Legislation expected to be introduced Wednesday would lower the state sales tax rate by half a percentage point but apply the tax to more goods and services, including groceries and medicine.

According to Senate colleagues, Olympia Fields Democratic state Sen. Toi Hutchinson is expected to submit the bill, which would replace previous revenue-related bills she drafted to help end a two-year budget standoff between Republican Gov. Bruce Rauner and Democratic Party leaders in both chambers of the Legislature.

Under the proposal, the state sales tax would drop from 6.25 percent to 5.75 percent, Chicago Democratic state Sen. Heather Steans said.

The state generated $8 billion in sales tax revenue last year. The rate reduction would potentially translate to nearly $700 million in lost revenue.

However, a bevy of business services currently not subject to the sales tax could add as much as $563 million, according to estimates from the legislature’s Commission on Government Forecasting and Accountability. Figures for applying the tax to groceries and medicine were not immediately available but were expected to easily exceed the remaining lost sales tax revenue. Steans said low-income residents and seniors would be exempt from grocery and medicine taxes.

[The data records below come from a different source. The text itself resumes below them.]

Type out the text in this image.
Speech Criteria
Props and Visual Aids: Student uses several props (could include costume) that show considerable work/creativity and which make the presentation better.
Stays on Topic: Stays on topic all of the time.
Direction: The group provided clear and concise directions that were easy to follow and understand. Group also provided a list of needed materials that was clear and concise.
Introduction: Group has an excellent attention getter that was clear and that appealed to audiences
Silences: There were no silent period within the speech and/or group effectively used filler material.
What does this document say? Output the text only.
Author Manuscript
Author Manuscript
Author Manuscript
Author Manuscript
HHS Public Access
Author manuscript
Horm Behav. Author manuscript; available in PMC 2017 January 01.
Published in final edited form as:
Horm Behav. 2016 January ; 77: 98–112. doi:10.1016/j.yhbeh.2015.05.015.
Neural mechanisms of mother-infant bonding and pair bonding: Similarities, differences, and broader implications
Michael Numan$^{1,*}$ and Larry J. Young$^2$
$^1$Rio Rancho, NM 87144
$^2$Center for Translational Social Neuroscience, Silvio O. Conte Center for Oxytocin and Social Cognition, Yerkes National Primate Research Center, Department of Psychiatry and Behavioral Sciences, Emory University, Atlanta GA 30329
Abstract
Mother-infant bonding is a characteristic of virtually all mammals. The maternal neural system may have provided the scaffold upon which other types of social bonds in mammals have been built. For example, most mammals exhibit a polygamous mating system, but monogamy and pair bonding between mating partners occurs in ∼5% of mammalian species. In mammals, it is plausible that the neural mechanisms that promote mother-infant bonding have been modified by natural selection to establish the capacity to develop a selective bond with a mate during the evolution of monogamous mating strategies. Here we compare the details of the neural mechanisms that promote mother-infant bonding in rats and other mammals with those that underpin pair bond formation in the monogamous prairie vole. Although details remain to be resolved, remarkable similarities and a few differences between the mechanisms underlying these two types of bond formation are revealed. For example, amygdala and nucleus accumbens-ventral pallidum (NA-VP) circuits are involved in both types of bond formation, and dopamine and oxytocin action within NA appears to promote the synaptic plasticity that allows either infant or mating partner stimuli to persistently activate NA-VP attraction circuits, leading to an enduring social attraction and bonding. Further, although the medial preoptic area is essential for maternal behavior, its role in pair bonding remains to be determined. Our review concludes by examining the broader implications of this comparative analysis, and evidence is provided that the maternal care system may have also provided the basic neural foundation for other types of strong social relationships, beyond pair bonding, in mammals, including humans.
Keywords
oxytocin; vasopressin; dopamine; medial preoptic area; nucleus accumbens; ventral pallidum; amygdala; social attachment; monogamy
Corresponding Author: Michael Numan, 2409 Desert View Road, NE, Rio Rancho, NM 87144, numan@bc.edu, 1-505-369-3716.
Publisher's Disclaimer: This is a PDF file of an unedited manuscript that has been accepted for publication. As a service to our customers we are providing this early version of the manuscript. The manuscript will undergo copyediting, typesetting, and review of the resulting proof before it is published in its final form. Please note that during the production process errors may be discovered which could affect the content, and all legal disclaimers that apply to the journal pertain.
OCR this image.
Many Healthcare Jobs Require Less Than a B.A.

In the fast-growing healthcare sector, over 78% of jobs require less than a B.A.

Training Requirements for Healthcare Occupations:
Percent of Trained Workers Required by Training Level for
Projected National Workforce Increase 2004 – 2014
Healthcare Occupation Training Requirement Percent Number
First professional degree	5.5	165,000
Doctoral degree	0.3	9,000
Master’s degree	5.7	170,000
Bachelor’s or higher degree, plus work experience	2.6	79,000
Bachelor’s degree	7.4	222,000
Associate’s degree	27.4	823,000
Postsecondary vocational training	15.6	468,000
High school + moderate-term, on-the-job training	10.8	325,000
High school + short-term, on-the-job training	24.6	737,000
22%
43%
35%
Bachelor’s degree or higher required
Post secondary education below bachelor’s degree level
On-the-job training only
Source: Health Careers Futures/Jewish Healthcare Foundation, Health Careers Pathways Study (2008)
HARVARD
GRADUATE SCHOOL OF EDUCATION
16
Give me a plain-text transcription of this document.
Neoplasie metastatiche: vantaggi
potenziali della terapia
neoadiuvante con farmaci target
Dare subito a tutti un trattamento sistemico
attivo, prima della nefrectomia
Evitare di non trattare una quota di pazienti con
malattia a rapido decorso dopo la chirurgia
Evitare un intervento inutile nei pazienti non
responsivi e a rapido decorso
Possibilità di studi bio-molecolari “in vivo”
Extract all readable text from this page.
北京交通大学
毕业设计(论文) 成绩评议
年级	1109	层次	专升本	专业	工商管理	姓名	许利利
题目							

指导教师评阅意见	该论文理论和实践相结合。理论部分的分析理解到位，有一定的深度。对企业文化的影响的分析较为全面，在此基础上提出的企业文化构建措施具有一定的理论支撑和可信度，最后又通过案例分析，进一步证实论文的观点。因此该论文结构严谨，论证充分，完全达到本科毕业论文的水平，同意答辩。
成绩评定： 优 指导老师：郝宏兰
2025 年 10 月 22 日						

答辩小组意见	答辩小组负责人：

While operators of service-based businesses affected by the proposed tax complained about its impact, some government finance experts say such taxes on services would merely be “modernizing” the state’s limited sales tax.

“Out of 45 states with a sales tax, Illinois has the most narrow scope because it doesn’t include the modern service economy,” said Ralph Martire, executive director of the Center for Tax and Budget Accountability, a bipartisan government finance think tank based in Chicago. “Why is leaving that out of our sales tax a loser game? It’s simple, it’s called math. You can’t ignore the largest and fastest growing segment of the economy in your tax base and expect revenue growth.”

Hutchinson’s service tax plan is expected to closely mimic Wisconsin’s except without the tax on tickets to concerts, sporting events, amusement parks and other recreational places. The services that would be taxed include boat docking and storage, cable television subscriptions, internet access, parking garages, landscaping, laundry and towing. The service that would generate the most revenue under the plan would be a tax on charges for repair labor. That means the hourly labor fees charged by mechanics, carpenters and handymen would be taxed. COGFA estimates that could generate as much as $177 million annually when fully implemented.